End Of Roe v. Wade, The World Is Watching

As the Supreme Court decides to overturn the 1973 decision that guaranteed abortion rights, many fear an imminent threat to abortion rights in the U.S. But in other countries, the global fight for sexual and reproductive rights is going in different directions.

"Don't abort my right" At 2019 pro-choice march In Toulouse, France.

Alain Pitton/NurPhoto via ZUMA
Hannah Steinkopf-Frank and Sophia Constantino

PARIS — Nearly 50 years after it ensured the right to abortion to Americans, the United States Supreme Court overturned the Roe v.
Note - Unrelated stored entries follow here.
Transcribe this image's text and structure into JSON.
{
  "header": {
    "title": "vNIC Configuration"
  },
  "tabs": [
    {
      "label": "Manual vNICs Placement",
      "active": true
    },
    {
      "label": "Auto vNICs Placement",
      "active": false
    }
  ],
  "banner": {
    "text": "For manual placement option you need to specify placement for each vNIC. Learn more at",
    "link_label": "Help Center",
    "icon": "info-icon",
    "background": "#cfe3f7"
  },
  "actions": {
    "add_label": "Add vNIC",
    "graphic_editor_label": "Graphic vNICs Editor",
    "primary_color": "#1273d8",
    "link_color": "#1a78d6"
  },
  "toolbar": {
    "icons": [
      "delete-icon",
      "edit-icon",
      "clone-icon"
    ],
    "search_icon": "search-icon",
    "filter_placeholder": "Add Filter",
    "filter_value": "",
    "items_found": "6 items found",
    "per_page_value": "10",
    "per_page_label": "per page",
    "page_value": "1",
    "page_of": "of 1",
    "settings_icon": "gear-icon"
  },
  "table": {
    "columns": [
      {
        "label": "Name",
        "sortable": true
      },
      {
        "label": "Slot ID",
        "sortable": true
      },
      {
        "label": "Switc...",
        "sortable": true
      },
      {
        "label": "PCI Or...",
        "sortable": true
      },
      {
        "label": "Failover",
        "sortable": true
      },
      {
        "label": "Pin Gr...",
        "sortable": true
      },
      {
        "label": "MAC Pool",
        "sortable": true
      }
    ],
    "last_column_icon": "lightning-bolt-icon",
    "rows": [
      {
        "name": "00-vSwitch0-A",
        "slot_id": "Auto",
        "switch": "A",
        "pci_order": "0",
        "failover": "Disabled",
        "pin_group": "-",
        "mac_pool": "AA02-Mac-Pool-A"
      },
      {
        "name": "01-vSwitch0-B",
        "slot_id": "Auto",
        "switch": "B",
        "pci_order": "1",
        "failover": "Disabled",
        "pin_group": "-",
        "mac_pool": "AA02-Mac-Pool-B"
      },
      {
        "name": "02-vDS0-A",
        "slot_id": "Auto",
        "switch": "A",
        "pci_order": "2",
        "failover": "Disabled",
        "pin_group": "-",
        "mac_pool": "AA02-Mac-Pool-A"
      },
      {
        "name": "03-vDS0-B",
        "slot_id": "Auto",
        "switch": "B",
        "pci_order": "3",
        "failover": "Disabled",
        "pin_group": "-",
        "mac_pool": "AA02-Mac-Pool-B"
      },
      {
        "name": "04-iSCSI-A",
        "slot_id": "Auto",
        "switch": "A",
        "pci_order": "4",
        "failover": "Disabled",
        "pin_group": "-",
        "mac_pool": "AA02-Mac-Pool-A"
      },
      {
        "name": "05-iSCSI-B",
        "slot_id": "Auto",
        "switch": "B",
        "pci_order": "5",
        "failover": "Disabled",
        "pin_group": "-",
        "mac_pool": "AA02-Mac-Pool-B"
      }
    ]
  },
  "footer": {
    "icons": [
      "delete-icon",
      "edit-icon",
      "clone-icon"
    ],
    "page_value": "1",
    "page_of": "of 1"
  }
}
Wade case, meaning that millions of women in the U.S. may lose their constitutional right to abortion.

The groundbreaking decision is likely to set off a range of restrictions on abortion access in multiple states in the U.S., half of which are expected to implement new bans on the procedure. Thirteen have already passed "trigger laws" that will automatically make abortion illegal.

U.S. President Joe Biden called the ruling "a tragic error" and urged individual states to enact laws to allow the procedure.

In a country divided on such a polarizing topic, the decision is likely to cause major shifts in American law and undoubtedly spark outrage among the country’s pro-choice groups. Yet the impact of such a momentous shift, like others in the United States, is also likely to reverberate around the world — and perhaps, eventually, back again in the 50 States.